Decisão Terminativa de 2º Grau

Empréstimo consignado 0839169-48.2023.8.18.0140


Decisão Terminativa

poder judiciário 
tribunal de justiça do estado do piauí
GABINETE DO Desembargador JOSÉ WILSON FERREIRA DE ARAÚJO JÚNIOR

PROCESSO Nº: 0839169-48.2023.8.18.0140
CLASSE: APELAÇÃO CÍVEL (198)
ASSUNTO(S): [Defeito, nulidade ou anulação, Indenização por Dano Moral, Empréstimo consignado, Repetição do Indébito]
APELANTE: MARIA DO ROSARIO MARCELINO DE ALMEIDA
APELADO: BANCO BRADESCO FINANCIAMENTOS S.A


JuLIA Explica

 

Ementa: APELAÇÃO CÍVEL. AÇÃO DECLARATÓRIA DE INEXISTÊNCIA DE RELAÇÃO CONTRATUAL C/C PEDIDO DE REPETIÇÃO DE INDÉBITO E INDENIZAÇÃO POR DANOS MORAIS. RELAÇÃO DE CONSUMO. EMPRÉSTIMO CONSIGNADO. FALHA NA PRESTAÇÃO DO SERVIÇO. DESCONTO INDEVIDO EM BENEFÍCIO PREVIDENCIÁRIO DA PARTE AUTORA/APELANTE. CONTRATO NULO. NÃO COMPROVAÇÃO DO DEPÓSITO DA QUANTIA OBJETO DA SUPOSTA CONTRATAÇÃO. APLICAÇÃO DA SÚMULA N° 18 DO TJPI. DANOS MORAIS CONFIGURADOS. SENTENÇA REFORMADA. ART. 932, V, A, DO CPC. RECURSO CONHECIDO E PROVIDO.


DECISÃO TERMINATIVA


I - RELATÓRIO

Trata-se de Apelação Cível interposta por MARIA DO ROSÁRIO MARCELINO DE ALMEIDA em face da sentença proferida pelo Juízo da 8ª Vara Cível da Comarca de Teresina/PI, nos autos da Ação Declaratória de Inexistência de Relação Contratual c/c Pedido de Repetição de Indébito e Indenização por Danos Morais, ajuizada em desfavor do BANCO BRADESCO FINANCIAMENTOS S.A., processo n.º 0839169-48.2023.8.18.0140.

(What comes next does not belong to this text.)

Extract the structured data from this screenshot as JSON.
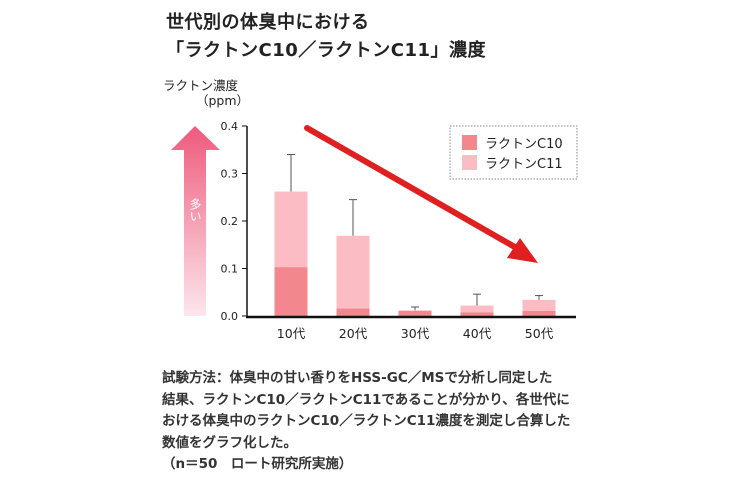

Sobreveio sentença proferida em 13/05/2025, por meio da qual o juízo de origem julgou improcedentes os pedidos autorais, extinguindo o processo com resolução de mérito com fulcro no art. 487, I, do CPC. O juízo entendeu que o réu logrou êxito em demonstrar a existência e validade da contratação, tendo sido juntado aos autos contrato supostamente assinado pela autora e comprovante de transferência bancária para conta de titularidade da mesma. Considerando que os descontos decorreram de obrigação contratual regularmente constituída, o juízo afastou os pedidos de repetição de indébito e de indenização por danos morais. A autora foi condenada ao pagamento de custas e honorários, arbitrados em 10% sobre o valor da causa, cuja exigibilidade restou suspensa em razão da concessão dos benefícios da justiça gratuita.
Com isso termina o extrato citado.